Abstract
Purpose :
Current deep learning (DL) models for age-related macular degeneration (AMD) primarily focus on identifying and quantifying features on optical coherence tomography. We developed a DL model to quantify intermediate AMD features on color fundus photographs (CFP). In this study, we evaluated the DL-based quantifications of intermediate AMD features in their ability to predict conversion to geographic atrophy (GA) and exudative AMD.
Methods :
In total, 37420 photographs of 17605 eyes of 8890 participants aged 45+ from the population-based Rotterdam Study were available for the prediction analysis.

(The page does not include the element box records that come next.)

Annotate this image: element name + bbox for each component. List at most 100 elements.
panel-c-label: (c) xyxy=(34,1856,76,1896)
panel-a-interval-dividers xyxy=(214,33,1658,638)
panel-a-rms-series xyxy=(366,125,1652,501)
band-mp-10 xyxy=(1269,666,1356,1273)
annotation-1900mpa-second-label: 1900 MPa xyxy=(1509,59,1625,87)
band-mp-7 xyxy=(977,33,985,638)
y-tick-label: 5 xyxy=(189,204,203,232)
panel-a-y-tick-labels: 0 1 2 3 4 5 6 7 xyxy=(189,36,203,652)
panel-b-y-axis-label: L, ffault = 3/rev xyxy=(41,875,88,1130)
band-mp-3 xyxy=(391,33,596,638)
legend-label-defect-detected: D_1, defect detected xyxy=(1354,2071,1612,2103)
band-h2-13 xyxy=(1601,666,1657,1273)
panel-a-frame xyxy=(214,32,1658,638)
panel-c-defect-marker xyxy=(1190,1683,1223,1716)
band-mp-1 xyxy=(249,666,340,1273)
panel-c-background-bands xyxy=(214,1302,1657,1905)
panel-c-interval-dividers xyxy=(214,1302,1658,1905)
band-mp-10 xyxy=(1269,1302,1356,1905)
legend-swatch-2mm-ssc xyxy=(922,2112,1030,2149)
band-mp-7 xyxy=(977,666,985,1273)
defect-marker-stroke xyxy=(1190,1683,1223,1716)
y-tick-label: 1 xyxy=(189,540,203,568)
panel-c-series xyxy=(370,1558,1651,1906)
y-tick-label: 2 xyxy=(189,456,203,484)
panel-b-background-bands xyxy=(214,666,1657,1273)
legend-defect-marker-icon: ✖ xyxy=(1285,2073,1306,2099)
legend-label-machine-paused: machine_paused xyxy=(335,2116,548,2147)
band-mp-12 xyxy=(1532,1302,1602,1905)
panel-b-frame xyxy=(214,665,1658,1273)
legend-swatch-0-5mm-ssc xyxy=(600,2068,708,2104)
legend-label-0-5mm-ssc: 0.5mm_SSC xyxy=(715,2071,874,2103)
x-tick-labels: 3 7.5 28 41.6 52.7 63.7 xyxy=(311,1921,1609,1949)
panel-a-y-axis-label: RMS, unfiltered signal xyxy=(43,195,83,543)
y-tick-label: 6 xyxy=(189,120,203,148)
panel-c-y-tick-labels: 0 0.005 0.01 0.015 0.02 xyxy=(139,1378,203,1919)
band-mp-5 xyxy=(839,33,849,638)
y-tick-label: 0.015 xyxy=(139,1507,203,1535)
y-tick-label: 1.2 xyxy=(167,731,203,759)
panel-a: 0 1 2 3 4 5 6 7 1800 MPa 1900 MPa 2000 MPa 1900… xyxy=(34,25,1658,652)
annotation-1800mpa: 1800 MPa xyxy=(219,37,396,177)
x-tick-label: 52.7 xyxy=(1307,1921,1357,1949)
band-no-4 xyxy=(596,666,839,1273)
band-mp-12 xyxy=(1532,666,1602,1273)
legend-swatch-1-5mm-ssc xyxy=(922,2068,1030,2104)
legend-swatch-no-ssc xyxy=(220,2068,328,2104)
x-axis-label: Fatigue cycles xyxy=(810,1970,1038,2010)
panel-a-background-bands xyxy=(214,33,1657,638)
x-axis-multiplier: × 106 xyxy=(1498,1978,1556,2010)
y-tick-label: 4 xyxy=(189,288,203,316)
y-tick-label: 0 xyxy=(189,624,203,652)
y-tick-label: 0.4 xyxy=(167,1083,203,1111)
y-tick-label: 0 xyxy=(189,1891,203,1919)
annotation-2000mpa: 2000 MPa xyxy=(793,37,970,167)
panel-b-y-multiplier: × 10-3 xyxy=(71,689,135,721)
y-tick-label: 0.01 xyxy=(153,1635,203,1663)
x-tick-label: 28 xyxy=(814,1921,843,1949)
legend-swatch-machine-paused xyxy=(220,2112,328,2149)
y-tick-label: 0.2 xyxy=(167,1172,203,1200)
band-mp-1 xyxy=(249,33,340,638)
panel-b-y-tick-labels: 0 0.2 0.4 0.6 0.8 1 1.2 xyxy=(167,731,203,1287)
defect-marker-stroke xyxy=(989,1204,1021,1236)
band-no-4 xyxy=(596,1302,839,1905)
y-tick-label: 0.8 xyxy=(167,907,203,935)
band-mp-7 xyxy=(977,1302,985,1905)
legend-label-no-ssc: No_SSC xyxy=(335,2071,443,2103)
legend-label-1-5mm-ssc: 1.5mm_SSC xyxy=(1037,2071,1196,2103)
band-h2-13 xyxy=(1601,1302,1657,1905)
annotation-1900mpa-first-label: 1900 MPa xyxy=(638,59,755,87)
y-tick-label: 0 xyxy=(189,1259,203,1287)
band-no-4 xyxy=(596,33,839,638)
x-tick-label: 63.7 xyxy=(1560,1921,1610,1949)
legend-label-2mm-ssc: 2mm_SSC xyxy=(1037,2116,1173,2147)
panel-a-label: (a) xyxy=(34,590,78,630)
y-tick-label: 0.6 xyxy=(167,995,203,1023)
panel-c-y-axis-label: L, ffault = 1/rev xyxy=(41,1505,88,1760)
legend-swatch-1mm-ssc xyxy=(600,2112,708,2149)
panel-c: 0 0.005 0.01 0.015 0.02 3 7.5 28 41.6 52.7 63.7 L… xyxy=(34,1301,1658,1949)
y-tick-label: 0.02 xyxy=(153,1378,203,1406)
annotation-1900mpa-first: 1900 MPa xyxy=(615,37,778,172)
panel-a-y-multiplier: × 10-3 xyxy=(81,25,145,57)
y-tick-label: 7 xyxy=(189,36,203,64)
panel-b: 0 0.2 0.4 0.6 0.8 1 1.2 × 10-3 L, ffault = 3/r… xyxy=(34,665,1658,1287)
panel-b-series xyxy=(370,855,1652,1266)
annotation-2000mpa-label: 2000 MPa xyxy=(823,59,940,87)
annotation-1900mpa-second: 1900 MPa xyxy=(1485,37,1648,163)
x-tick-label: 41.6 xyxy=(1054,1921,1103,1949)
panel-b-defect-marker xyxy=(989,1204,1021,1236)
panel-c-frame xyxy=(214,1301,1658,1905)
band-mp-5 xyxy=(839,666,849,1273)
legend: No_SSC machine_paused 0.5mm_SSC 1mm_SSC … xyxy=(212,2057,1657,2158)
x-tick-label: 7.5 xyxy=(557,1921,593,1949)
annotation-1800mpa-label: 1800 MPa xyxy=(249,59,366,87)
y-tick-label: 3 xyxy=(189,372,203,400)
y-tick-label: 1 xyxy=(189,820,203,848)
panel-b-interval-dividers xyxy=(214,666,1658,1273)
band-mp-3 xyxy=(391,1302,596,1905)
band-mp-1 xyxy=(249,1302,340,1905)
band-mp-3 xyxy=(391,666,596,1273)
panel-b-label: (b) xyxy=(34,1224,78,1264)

Drusen-, hyperpigmentation-, retinal pigment degeneration-, and reticular pseudodrusen areas on CFP were automatically segmented with the DL model. To predict conversion to GA and/or exudative AMD within a 7 year period, we used a random forest classifier and a generalized estimated equations (GEE) model adjusted for age, sex, subject and eye with 5-fold cross-validation. For comparison, we fitted similar models to human graded labels. Area under the operating receiving curves (AUCs) were constructed for the different late AMD subtypes.
Results :
173 eyes converted to GA and 172 to exudative AMD within a time period of 7 years. The random forest classifier based on automated intermediate AMD area quantifications reached a similar to higher AUC for conversion to GA (0.87 (95%CI 0.83-0.89) versus 0.85 [95%CI 0.82-0.89]) and for conversion to exudative AMD 0.79 (95%CI 0.75-0.83) versus 0.72 [95%CI 0.67-0.77]) when compared to human graded labels. The GEE showed similar results for GA (0.93 [95%CI 0.90-0.97] versus 0.94 [95%CI 0.90-0.98]) and for exudative AMD (0.87 [95%CI 0.85-0.90] versus 0.89 [95%CI 0.87-0.95]).
Conclusions :
DL-based quantifications of intermediate AMD features improve the prediction of conversion to GA and exudative AMD and can be used as a quick and objective method for prognostic modelling in patients at risk. Potential for use includes screening, epidemiologic studies, clinical management, and patient selection for clinical trials.
This abstract was presented at the 2024 ARVO Annual Meeting, held in Seattle, WA, May 5-9, 2024.